What if: Stormont had attempted to shape an inclusive Northern Ireland in the 1920s? January 21, 2014Posted by WorldbyStorm in Irish Politics, Northern Ireland, What if?.
Here’s a question that has long made me wonder, what if with partition the Stormont government and the state in Northern Ireland had been more willing to make the effort to if not share power at least give a greater political space to nationalism? Is it that the two competing nationalisms were too divergent for such, particularly given the divisions between communities (and the manner in which class fed into those divisions?). Was there anything that Stormont could have done? The thought comes on foot of re-reading the interesting book Padraig O’Malley’s The Uncivil Wars from the early 1980s (of which more soon) which examined the North and Ireland and Britain through interviews with various politicians and others during that period and noted that some in Unionism sought something less than power sharing, but an assembly where Nationalists would control committees and therefore exercise some form of authority albeit constrained. It’s something, isn’t it to consider that as recently as the 1980s that was as far as much of Unionism could go towards powersharing, and it wasn’t that far really. But had gestures like that been made from the off was it ever tenable that some sort of modified dispensation – tolerable if unloved – could have been arrived at?

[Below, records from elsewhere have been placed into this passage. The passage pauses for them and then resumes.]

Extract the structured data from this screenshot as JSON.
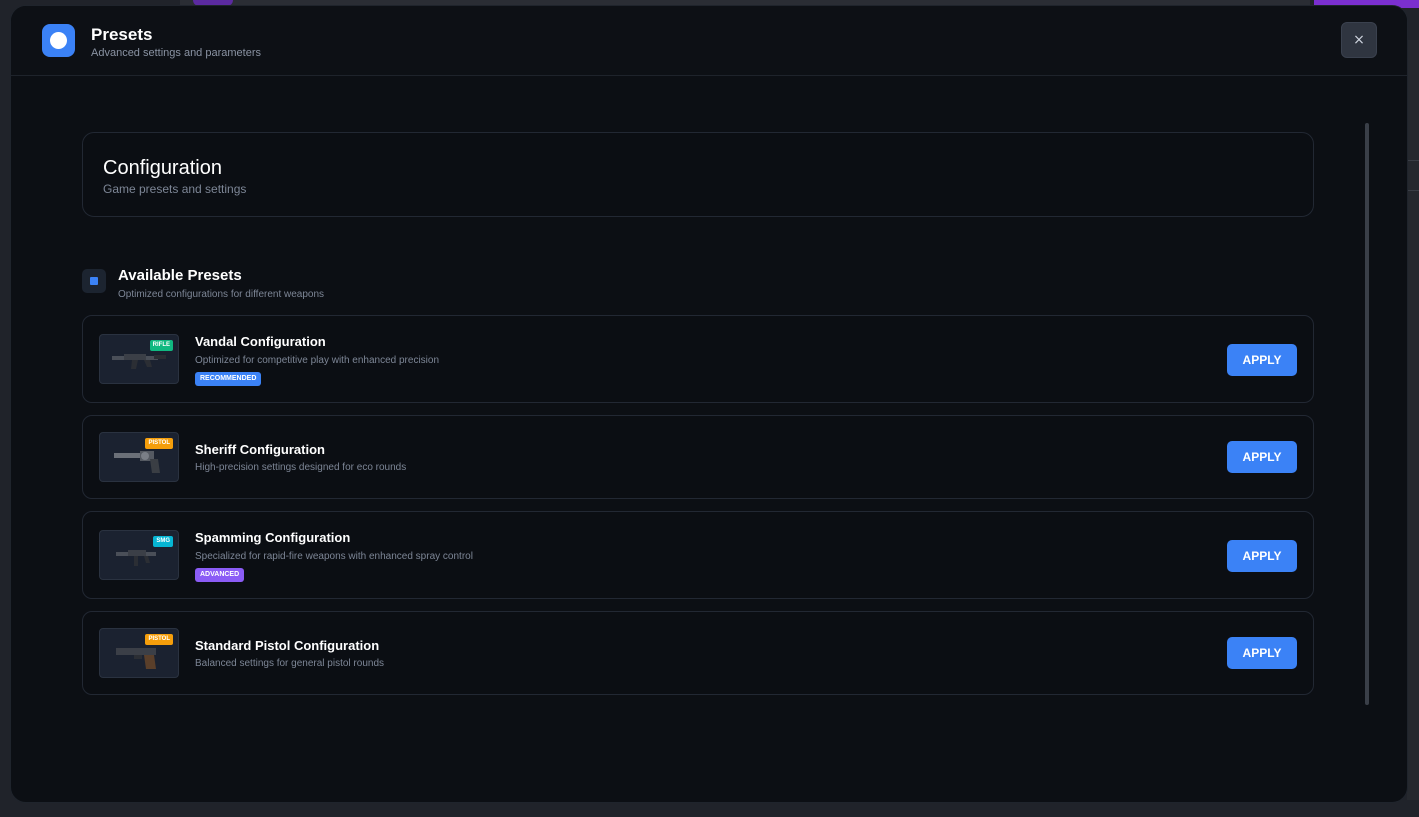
{
  "colors": {
    "accent": "#3b82f6",
    "modal_bg": "#0c0f14",
    "tag_rifle": "#10b981",
    "tag_pistol": "#f59e0b",
    "tag_smg": "#06b6d4",
    "badge_recommended": "#3b82f6",
    "badge_advanced": "#8b5cf6"
  },
  "header": {
    "title": "Presets",
    "subtitle": "Advanced settings and parameters",
    "close_icon": "×"
  },
  "config": {
    "title": "Configuration",
    "subtitle": "Game presets and settings"
  },
  "section": {
    "title": "Available Presets",
    "subtitle": "Optimized configurations for different weapons"
  },
  "presets": [
    {
      "name": "Vandal Configuration",
      "description": "Optimized for competitive play with enhanced precision",
      "tag": "RIFLE",
      "badge": "RECOMMENDED",
      "icon": "rifle-icon",
      "apply_label": "APPLY"
    },
    {
      "name": "Sheriff Configuration",
      "description": "High-precision settings designed for eco rounds",
      "tag": "PISTOL",
      "badge": "",
      "icon": "revolver-icon",
      "apply_label": "APPLY"
    },
    {
      "name": "Spamming Configuration",
      "description": "Specialized for rapid-fire weapons with enhanced spray control",
      "tag": "SMG",
      "badge": "ADVANCED",
      "icon": "smg-icon",
      "apply_label": "APPLY"
    },
    {
      "name": "Standard Pistol Configuration",
      "description": "Balanced settings for general pistol rounds",
      "tag": "PISTOL",
      "badge": "",
      "icon": "pistol-icon",
      "apply_label": "APPLY"
    }
  ]
}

Joseph Lee notes that one education the Catholic Church was deeply hostile to educational reform measures and that:
Craig made a number of genuine if limited attempts to persuade Catholics to cooperate in the new administration. he reserved one third of the places in the police force for them, and invited them to participate on the Lynn committee of inquiry into education. When they failed to respond he seems to have decided that future initiatives for conciliation must come from them.
He also notes that:
Craig appointed Dawson Bates as Minister for Home Affairs to protect his right flank. As secretary of the Ulster Unionist Association since 1905, Bates had acquired an intimate knowledge of local unionist politics, and Craig relied heavily on him to relay grassroots feeling. If he was a useful buffer for Craig against he barbs of the right, however, Craig in return had to allow him a virtually free hand in the area of security. And Bates, aided and abetted by his permanent secretary, Samuel Watt, as well as by other officials, was a confirmed sectarian. He refused to appoint Catholics to his ministry. His Offences Against the State Act in 1924 invested the government with extensive powers of arrest and detention. It was renewed annually until 1931, when it became a permanent adornment of Ulster Unionist political architecture.
In a way the problem breaks down into parts. Was it ever feasible Unionism could be generous enough to make the necessary effort? Was Nationalism/Republicanism able or willing to reciprocate given the nature of the balance of power within the North (for better and worse)? Even had some accommodation been found initially could it have lasted and how would events such as the Economic War, the Second World War and so on impacted upon it. And so on. Of course the further one moves from a divergence the hazier the ability to even attempt to map outcomes.